Sydney-based online wine retailer Cracka Wines have announced its plans to raise $5 million from its 250,000 customers, as it prepares to expand its direct-to-consumer marketplace into Asia.
Mum and dad investors will get first dibs to invest in Cracka Wines. Leveraging recent changes in government legislation, the company’s CEO Dean Taylor has appointed crowd-funding firm Equitise to manage what could potentially be Australia’s first and largest major crowd-sourced funding raise, when the bill is enacted later this year.
Taylor indicated that “a good chunk of the capital raised will be used to fund the expansion of their inventory management and logistics capability.”
“Many local retailers are worried about Amazon entering the market, but we see it as a massive opportunity. Alcohol is something that Amazon have struggled to manage within their own logistics network. Even in the USA, they don’t accept alcohol within FBA (Fulfilment by Amazon). We’ve developed a unique logistics model that we believe fills that void, allowing us to fulfil direct-to-consumer orders on a broad range of premium products, both locally and internationally. Our intention is to progressively roll the model out in other Asian capitals.”

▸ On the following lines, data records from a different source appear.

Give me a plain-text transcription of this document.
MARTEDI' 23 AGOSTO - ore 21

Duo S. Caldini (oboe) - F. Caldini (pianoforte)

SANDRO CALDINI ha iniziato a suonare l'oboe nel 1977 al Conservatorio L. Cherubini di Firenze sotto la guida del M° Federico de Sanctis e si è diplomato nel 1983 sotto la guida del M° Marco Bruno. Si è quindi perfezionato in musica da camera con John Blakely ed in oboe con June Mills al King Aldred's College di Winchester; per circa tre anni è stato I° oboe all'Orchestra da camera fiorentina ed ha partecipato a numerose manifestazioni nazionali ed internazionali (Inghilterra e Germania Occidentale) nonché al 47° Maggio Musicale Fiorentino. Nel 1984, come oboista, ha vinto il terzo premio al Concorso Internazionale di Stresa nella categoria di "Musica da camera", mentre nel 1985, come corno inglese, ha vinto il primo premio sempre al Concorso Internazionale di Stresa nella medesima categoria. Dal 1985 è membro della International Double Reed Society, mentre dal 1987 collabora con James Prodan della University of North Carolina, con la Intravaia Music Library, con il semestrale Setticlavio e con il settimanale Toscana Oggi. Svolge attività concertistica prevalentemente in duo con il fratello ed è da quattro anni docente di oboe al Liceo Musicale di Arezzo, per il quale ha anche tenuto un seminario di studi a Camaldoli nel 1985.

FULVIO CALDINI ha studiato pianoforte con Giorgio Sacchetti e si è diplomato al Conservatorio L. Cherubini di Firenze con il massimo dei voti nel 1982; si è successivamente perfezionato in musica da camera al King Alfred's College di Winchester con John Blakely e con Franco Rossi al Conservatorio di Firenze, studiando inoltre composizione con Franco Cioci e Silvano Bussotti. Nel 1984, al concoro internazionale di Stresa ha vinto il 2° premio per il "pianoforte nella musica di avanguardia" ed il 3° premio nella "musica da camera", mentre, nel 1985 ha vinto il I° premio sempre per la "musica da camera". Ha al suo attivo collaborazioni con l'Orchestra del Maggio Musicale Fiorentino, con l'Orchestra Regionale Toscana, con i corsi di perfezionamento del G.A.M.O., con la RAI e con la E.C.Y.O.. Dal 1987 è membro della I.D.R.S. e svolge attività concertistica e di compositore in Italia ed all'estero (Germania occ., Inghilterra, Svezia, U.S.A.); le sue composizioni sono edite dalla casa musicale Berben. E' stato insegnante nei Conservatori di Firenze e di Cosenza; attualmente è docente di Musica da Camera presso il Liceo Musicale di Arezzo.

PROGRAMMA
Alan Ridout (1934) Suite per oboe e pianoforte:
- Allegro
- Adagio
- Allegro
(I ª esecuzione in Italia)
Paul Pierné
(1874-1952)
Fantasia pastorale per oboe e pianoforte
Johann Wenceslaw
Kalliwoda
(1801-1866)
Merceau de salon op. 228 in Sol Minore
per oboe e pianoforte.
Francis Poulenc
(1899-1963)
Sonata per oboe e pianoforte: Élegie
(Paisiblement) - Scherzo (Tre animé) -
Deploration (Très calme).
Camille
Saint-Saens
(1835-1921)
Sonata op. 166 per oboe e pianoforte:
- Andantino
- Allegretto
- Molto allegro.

Since it’s launch in 2010, Cracka Wines has been committed to building a marketplace that allows consumers to connect directly with producers, cutting out the middleman and releasing value that can be shared between them, so its latest crowd-sourced funding announcement is certainly in line with connecting further with its consumer base.
“We’ve developed a robust, highly scalable technology platform that produces significant sales volumes for our winery partners here in Australia. It’s time to expand our horizons to allow the small and medium wineries that we work with to sell to consumers all around the world.”
The Australian Crowd-sourced Funding Bill passed earlier this year allows mum and dad retail investors to purchase up to $10,000 of equity each year in unlisted public companies, an option which has previously only been available to venture capital funds, family offices and sophisticated investors with a minimum net worth of $2.5 million or income above $250,000.
Taylor says that giving its most loyal customers the opportunity to invest aligns with Cracka’s longer term vision to take the company public. “While we are too small to do this just yet, we see a crowd sourced funding raise through a platform like Equitise as the first step in this direction. It’s a great vehicle for a pre-IPO round providing both expansion capital and diversifying our investor pool.”
According to Taylor, customers who choose to invest in Cracka will also enjoy a range of shareholder benefits. “We expect most of the interest and demand will come from our most active and loyal customers, so it makes sense to give them priority access, preferential pricing and invitations to special events”.
In 2010 Cracka Wines was launched by serial entrepreneur Dean Taylor, with a mission to offer the biggest range of wines in the country with unbeatable deals delivered to the customer’s doorstep. Cracka Wines aims to connect everyday Australians with the best wine brands in the country, and with their unique daily falling-price auctions, Taylor says “it’s a Cracka of an experience”. Today the brand has a loyal consumer base of over 250,000 Australians. The company is now looking towards overseas expansion, with Asia next on the horizon.